The study also explored the relationship between parity and lipid profile changes. A weak positive correlation was observed between the number of pregnancies (parity) and levels of total cholesterol, triglycerides, and LDL, while no significant correlation was found with HDL levels. This finding suggests that repeated pregnancies may have a cumulative effect on lipid metabolism, potentially increasing the risk of cardiovascular disease in multiparous women. Previous research has indicated similar trends, with multiparous women exhibiting slightly altered lipid profiles compared to primiparous women.

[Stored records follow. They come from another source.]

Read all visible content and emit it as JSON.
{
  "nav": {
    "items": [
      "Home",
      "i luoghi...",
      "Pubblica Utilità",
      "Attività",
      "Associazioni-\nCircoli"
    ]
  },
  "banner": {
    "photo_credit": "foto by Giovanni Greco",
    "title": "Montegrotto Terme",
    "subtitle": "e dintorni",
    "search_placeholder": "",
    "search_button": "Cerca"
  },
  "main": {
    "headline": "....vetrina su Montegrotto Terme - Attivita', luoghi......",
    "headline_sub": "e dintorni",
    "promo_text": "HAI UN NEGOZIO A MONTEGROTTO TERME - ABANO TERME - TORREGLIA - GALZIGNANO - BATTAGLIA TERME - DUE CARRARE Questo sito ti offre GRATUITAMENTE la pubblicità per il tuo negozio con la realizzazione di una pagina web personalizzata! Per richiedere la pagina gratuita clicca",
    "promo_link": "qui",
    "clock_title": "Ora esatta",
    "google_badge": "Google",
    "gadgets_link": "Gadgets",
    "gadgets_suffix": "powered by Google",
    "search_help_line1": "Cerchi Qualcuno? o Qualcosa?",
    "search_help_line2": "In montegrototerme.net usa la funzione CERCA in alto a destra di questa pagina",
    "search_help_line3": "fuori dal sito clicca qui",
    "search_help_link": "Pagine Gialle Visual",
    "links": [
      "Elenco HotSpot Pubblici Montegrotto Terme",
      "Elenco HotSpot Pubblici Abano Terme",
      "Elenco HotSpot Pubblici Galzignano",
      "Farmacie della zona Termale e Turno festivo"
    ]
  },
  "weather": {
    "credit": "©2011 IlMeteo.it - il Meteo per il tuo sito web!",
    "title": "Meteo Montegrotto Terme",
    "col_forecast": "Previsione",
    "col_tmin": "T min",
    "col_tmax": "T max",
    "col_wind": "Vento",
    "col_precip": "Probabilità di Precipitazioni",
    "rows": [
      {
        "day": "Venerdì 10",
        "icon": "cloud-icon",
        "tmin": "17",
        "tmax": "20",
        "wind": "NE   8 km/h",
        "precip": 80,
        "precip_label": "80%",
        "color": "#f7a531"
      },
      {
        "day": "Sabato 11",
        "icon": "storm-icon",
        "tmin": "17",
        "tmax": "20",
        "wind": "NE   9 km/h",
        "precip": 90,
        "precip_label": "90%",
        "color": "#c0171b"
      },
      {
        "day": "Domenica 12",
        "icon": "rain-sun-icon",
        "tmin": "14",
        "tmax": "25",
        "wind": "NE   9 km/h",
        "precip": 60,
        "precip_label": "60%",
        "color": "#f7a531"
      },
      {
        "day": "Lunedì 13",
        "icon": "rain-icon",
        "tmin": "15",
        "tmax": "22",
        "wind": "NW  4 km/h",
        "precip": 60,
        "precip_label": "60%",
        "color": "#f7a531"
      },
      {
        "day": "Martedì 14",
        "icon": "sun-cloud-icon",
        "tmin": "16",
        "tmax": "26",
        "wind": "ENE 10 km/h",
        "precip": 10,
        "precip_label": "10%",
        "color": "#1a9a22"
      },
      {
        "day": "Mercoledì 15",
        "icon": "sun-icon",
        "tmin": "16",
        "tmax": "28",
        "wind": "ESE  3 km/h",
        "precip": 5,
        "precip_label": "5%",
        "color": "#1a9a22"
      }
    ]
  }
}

The clinical implications of these findings are multifaceted. Monitoring lipid levels in pregnant women, especially those with multiple pregnancies or pre-existing lipid abnormalities, is crucial for early identification and management of potential complications. Dietary and lifestyle interventions may help mitigate the risks associated with hyperlipidemia during pregnancy. Further research is warranted to elucidate the underlying mechanisms of pregnancy-induced lipid changes and to develop targeted strategies for managing hyperlipidemia in pregnant women.
CONCLUSION
In conclusion, this study highlights significant changes in serum lipid profiles during the second and third trimesters of pregnancy in healthy Sudanese women. The findings underscore the impact of hormonal and physiological changes on lipid metabolism, with notable increases in total cholesterol, triglycerides, LDL, and HDL levels as pregnancy progresses. Understanding these alterations is essential for managing the potential risks associated with hyperlipidemia during pregnancy and ensuring maternal and fetal health. Future studies should focus on the long-term cardiovascular implications of pregnancy-induced hyperlipidemia and explore effective interventions for lipid management in pregnant women.
FUTURE DIRECTIONS
Future research should focus on a more comprehensive analysis of the underlying mechanisms that contribute to the changes in lipid profiles during pregnancy. Longitudinal studies could provide deeper insights into how these lipid alterations impact both maternal and fetal outcomes in the long term. Additionally, exploring the role of different dietary and lifestyle interventions in managing hyperlipidemia during pregnancy could offer valuable guidelines for clinical practice. Further research could also investigate the genetic factors that may predispose certain women to more significant lipid changes during pregnancy and assess the potential long-term cardiovascular risks associated with these alterations.
Acknowledgments
The authors would like to express their gratitude to the participants who volunteered for this study, as well as the staff at Umbada Hospital for their assistance in data collection and clinical assessments. Special thanks to the Research Ethical Committee of the Ministry of Health, Sudan, for their guidance and approval. The authors also appreciate the technical support provided by the Basic Science Department, Prince Sattam Bin Abdulaziz University.
Conflict of Interest
The authors declare no conflict of interest in the conduct and publication of this study. All findings and conclusions are based solely on the data collected and analyzed during the research.